Published on 01 October 2009
Source: Arthritis Today

Professor Tim Arnett

University College London holds an impressive reputation for its strong track record in translational research. Interdisciplinary collaboration between immunology, rheumatology, gene therapy and molecular biology means that research expertise and technical facilities can be optimised to tackle the challenges of arthritis and inflammatory disease. A fascinating range of innovative approaches is currently yielding new insights into disease mechanisms and opening up new possibilities for therapy approaches.

Recognising ‘self’

Most rheumatoid arthritis (RA) patients today have a clear understanding of the disease that causes their pain and immobility. They know that their own immune system is attacking the body and that research is needed to understand why this happens and how to prevent it or halt it.

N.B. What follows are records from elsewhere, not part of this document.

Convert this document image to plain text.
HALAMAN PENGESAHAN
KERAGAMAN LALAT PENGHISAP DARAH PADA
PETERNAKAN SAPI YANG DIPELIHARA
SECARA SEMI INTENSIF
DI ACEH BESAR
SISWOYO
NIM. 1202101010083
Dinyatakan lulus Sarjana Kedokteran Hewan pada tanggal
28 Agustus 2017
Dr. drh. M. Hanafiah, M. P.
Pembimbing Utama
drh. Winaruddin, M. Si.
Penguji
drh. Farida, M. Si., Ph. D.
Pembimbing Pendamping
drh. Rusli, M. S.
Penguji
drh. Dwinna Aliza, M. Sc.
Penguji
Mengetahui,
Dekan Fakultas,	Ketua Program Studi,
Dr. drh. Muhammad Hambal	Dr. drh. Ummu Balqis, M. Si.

The immune system normally recognises the invaders that are foreign to the body – bacteria, viruses, or chemicals – and attacks them. It leaves the body’s own tissues or ‘self’ alone. In rheumatoid arthritis, both ‘self’ and ‘non-self’ cells are attacked in the same way suggesting that the immune system doesn’t recognise the difference between them. Understanding how the recognition mechanism works normally is key to being able to understand what happens when it goes wrong and developing therapies to correct or counter it.

An army of white cells

At University College London’s Department of Immunology and Pathology, Dr David Escors, Arthritis Research UK non-clinical career development research fellow, is tackling this problem using novel gene therapy techniques. He explains: “The white blood cells in our body are like an immune system army. There are different types of white blood cell just as there are different roles and ranks in the army. Dendritic cells are very important in terms of ordering other white cells – they’re like the army generals. They initiate the battles and direct large numbers of soldier white cells to fight against the invaders. If they give the wrong orders, the soldier cells will attack indiscriminately, killing healthy cells too. The reason that the wrong orders are given is because the generals have the wrong genetic programming. To change the orders given out by them, we need to alter their genes.”

Gene therapy expertise

Gene therapy is rapidly becoming a serious treatment option for some disease states. It’s possible to insert new genes into the body that can instruct faulty cells to work normally. Collaboration with the Department of Rheumatology has combined the group’s expertise in gene therapy techniques with the most advanced immunological knowledge.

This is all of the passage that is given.